Active Run Fallback Flow

The frontend should persist runId on the assistant message immediately after run creation. A small failure window still exists between daemon run creation and message update. The daemon should also support an active run list endpoint as a recovery fallback.

sequenceDiagram
  participant Web as Web UI
  participant API as Web API Proxy
  participant Daemon as Daemon
  participant Store as Message Store

  Web->>Store: Load messages for project and conversation
  Store-->>Web: Assistant message with runStatus=running and no runId
  Web->>API: GET active runs for project and conversation
  API->>Daemon: Query active runs
  Daemon-->>Web: Active runs with assistantMessageId
  Web->>Web: Match run.assistantMessageId to assistant message ID
  Web->>Store: Persist recovered runId on assistant message
  Web->>API: GET run events after lastRunEventId
  API->>Daemon: Reattach SSE client
  Daemon-->>Web: Replay and live events

Explicit Cancel Flow

Browser subscription lifetime and daemon run lifetime are separate. Refresh, tab close, and route changes close the local subscription only. The daemon receives a cancel request only when the user explicitly clicks Stop.

sequenceDiagram
  participant Web as Web UI
  participant API as Web API Proxy
  participant Daemon as Daemon
  participant Agent as Agent Process
  participant Store as Message Store

  Web->>Web: User clicks Stop
  Web->>API: POST cancel run
  API->>Daemon: Forward cancel request
  Daemon->>Daemon: Mark cancelRequested=true
  Daemon->>Agent: Send SIGTERM
  Agent-->>Daemon: Process closes
  Daemon->>Daemon: Mark run status=canceled
  Daemon-->>Web: SSE end event with status=canceled
  Web->>Store: Persist runStatus=canceled

API Surface

Recommended run APIs:

POST /api/runs
GET  /api/runs/:id
GET  /api/runs/:id/events?after=<lastRunEventId>
GET  /api/runs?projectId=<projectId>&conversationId=<conversationId>&status=active
POST /api/runs/:id/cancel

POST /api/runs should accept correlation fields:

interface ChatRunCreateRequest {
  projectId: string;
  conversationId: string;
  assistantMessageId: string;
  clientRequestId: string;
  agentId: string;
  message: string;
  model?: string | null;
  reasoning?: string | null;
}

GET /api/runs/:id should return enough state for recovery:

interface ChatRunStatusResponse {
  id: string;
  projectId: string;
  conversationId: string;
  assistantMessageId: string;
  agentId: string;
  status: 'queued' | 'running' | 'succeeded' | 'failed' | 'canceled';
  createdAt: number;
  updatedAt: number;
  exitCode?: number | null;
  signal?: string | null;
}

Persistence Phases

Phase 1: Refresh and Tab Close Survival

  • Keep daemon runs in memory.
  • Persist runId, runStatus, lastRunEventId, and partial assistant content in the message store.
  • Reattach after refresh while the daemon process is still alive.
  • Keep terminal run metadata and event buffers long enough for short-term UI recovery.

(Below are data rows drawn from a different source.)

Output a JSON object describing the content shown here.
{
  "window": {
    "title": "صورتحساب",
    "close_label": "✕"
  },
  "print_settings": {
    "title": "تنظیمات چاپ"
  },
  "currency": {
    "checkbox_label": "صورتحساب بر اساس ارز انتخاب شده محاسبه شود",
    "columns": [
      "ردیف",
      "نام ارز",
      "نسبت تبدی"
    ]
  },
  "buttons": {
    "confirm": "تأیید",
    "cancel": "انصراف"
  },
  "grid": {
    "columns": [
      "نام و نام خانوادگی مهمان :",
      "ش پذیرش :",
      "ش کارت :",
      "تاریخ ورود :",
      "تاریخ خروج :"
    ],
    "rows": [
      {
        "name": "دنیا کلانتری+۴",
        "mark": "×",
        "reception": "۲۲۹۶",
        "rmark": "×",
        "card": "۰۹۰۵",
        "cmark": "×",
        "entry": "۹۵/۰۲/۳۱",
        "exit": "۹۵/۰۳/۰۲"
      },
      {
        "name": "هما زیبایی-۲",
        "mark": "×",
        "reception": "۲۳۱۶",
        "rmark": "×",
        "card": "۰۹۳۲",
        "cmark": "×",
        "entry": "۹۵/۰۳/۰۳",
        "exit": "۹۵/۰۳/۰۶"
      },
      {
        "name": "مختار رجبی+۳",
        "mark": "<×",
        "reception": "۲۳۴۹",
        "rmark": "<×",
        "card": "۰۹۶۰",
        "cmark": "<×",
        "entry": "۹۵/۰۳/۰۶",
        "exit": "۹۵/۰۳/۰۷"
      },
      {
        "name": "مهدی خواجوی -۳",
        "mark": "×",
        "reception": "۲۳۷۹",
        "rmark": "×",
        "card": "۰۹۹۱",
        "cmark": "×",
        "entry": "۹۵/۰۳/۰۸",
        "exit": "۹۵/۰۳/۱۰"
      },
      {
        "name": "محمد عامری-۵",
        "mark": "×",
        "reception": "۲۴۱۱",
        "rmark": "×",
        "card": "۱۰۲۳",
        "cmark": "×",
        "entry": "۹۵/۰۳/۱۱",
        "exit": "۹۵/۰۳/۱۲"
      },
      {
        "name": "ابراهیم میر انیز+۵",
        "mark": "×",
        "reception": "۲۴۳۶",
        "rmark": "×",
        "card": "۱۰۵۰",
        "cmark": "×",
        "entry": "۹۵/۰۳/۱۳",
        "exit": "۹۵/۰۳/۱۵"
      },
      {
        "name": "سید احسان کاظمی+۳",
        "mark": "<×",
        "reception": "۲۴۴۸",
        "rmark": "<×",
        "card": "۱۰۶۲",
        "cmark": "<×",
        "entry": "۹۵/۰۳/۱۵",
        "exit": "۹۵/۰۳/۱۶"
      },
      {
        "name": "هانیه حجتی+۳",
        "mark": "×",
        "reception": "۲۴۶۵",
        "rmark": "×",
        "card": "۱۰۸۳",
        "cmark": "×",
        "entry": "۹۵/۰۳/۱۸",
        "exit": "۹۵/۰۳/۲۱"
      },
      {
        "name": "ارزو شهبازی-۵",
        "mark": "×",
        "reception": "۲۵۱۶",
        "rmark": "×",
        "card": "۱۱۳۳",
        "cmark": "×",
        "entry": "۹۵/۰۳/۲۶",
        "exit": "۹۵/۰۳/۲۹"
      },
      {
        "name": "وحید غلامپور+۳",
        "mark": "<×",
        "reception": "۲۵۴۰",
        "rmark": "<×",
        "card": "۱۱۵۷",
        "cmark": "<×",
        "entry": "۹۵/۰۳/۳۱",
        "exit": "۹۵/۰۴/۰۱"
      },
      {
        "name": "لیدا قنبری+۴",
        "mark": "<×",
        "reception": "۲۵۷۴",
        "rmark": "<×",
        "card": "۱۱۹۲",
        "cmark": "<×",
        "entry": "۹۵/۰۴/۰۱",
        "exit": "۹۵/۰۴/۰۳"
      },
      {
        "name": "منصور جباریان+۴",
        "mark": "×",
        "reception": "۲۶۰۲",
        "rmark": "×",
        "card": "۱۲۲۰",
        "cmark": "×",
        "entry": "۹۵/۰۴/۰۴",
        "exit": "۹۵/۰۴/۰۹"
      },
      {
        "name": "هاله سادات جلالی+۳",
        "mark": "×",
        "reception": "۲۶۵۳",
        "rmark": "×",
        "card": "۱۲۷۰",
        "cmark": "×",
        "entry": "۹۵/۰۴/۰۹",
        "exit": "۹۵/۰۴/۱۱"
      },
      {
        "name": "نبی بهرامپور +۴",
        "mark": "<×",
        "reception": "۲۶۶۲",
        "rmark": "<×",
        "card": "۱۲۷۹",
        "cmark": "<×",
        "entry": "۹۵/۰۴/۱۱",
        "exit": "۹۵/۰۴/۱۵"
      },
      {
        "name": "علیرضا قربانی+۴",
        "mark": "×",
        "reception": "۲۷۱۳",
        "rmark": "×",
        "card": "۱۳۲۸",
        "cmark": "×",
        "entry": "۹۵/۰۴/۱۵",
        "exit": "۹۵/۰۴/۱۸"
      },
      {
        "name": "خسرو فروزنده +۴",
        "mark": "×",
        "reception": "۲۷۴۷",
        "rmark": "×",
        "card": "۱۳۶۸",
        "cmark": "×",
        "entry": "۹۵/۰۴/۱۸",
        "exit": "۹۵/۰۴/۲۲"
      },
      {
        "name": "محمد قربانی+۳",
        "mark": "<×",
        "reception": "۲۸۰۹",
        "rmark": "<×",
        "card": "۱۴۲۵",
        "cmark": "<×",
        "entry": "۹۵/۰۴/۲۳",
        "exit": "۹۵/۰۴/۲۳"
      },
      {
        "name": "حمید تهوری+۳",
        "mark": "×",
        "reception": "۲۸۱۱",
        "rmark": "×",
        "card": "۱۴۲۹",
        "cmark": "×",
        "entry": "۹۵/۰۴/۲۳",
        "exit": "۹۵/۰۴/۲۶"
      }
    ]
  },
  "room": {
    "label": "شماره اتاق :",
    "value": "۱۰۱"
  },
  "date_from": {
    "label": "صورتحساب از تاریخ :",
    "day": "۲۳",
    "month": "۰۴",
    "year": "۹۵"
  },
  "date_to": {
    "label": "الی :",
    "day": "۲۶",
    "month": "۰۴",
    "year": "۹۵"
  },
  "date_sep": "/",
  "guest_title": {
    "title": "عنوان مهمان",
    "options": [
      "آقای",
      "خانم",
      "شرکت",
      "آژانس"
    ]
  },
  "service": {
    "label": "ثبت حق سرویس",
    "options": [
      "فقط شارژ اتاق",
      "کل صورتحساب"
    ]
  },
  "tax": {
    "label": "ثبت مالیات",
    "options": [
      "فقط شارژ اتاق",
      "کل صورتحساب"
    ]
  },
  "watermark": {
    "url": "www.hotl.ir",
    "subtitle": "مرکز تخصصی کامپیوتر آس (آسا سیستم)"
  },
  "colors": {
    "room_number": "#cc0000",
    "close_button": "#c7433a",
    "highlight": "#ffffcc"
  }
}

Phase 2: Daemon Restart Visibility

  • Persist chat_runs and chat_run_events in daemon storage.
  • Mark active runs as interrupted after daemon restart because the child process exits with the daemon.
  • Preserve terminal status and buffered output for user-facing history.

Implementation Rules

  • A browser fetch abort should close only the local SSE subscription.
  • The Stop button is the only UI action that should call /api/runs/:id/cancel.
  • The frontend should persist runId immediately after POST /api/runs succeeds.
  • The frontend should process SSE events idempotently using lastRunEventId.
  • The daemon should allow multiple simultaneous SSE clients for one run.
  • The daemon should expose active runs by project and conversation for fallback recovery.